Will man über eine Kamera praxisbezogen berichten, muß man ihre Konkurrenten kennen, um nicht über etwas in Entzücken zu geraten, was anderswo längst ein alter Hut ist. Die mir zur Zeit aus eigener Erfahrung bekannten Vergleichskandidaten sind: Minolta 7000, Nikon F-501 und Olympus OM-707.
Manches ist allen gemeinsam: das automatisch-motorische Filmeinlegen, der automatische Filmtransport nach jeder Aufnahme, der mit dem Auslöser kombinierte AF-Speicher, die Schärfepriorität bei Standard-AF, mittenbetonte Integral-Belichtungsmessung, DX-Kodierung, Belichtungsmeßwertspeicher, TTL-Blitzmöglichkeiten, mehrere Belichtungsprogramme, und bei allen wird der Autofokus in den Objektiven vom Motor der Kamera gesteuert. Doch in einigen Punkten - in der Praxis sehr wichtigen Punkten! hat die Yashica die Nase deutlich vorn.
Vielleicht kennen Sie den Unterschied zwischen einem Maulesel und einem Maultier nicht ganz genau, aber Sie wissen, daß es sich hier um eine überaus leistungsfähige Kreuzung aus Pferd und Esel handelt.

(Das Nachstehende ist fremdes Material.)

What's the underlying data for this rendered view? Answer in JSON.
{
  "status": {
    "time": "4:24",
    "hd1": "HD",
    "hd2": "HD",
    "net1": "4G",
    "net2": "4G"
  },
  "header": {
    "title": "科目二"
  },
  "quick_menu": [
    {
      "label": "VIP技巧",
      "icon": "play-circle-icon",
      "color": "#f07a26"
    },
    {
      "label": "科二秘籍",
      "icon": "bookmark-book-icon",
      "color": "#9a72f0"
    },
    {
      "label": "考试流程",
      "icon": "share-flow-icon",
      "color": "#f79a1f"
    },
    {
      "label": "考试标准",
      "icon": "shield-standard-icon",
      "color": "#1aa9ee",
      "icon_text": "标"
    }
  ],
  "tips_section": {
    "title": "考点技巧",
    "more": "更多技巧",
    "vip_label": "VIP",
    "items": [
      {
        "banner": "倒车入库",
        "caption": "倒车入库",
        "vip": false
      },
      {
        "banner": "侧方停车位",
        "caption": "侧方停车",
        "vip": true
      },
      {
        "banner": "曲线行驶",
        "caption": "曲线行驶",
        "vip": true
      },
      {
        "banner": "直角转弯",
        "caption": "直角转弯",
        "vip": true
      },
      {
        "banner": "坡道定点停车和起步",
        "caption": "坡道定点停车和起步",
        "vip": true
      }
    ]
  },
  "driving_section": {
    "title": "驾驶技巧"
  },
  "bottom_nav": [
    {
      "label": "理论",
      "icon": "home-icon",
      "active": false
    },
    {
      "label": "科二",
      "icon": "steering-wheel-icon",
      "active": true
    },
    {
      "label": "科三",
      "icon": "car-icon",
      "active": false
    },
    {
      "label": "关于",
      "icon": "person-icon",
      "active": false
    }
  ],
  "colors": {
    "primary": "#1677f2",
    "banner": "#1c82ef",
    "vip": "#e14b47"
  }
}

Bei der Yashica 230 AF weiß ich nicht genau, ob Minolta als Vater oder Mutter eine Menge Details erfolgreich eingekreuzt hat, jedenfalls findet man, kennt man die Minoltas, eine deutliche Verwandtschaft, was für die Yashica gewiß kein Nachteil ist. Nachdem in COLOR FOTO 2/87 bereits ausführlich über die - bis dahin bekannte! Technik (inkl. Daten) dieser Kamera berichtet wurde, und nachdem es jetzt auch Prospekte beim Fotohandel gibt, möchte ich Ihnen hier nur berichten, wie sich mir die Yashica 230 AF in der Praxis darstellt.
Nachdem ich schon immer nach dem Prinzip lebe: erst die bittere Pille, dann den Himbeersaft, möchte ich mit dem beginnen, was mir das größte Manko dieser Kamera zu sein scheint. Man steckt in das Griffstück einen Lithium-Batterie-Block, den Sie auf dem Lande in gar keinem, in der Stadt nur in wenigen Geschäften bekommen. Nun reicht der Strom zwar für etwa 20-30 Filme, und da sich Lithiumbatterien praktisch nicht selber entladen, reicht der Sah für manche Fotografen vier Jahre lang, was wirklich genug ist. Vermutlich hat man bei Kyocera, dem Hersteller von Yashica und Contax, vornehmlich an solche Kunden gedacht. Diese Kamera ist aber, in manchen Anwendungsmöglichkeiten, auch für den Profi interessant, und dem sollte man - so schnell wie möglich - auch ein normales Griffstück für 4 normale 1,5 V Batterien oder Akkus anbieten!
Worin sich die Yashica 230 AF deutlich von ihren drei Mitbewerberinnen unterscheidet, und was zugleich echte Praxisvorteile bringen kann, sind die folgenden Möglichkeiten:
1. am Wichtigsten: sie hat, neben der üblichen Integral-Belichtungsmessung auch Spotmessung.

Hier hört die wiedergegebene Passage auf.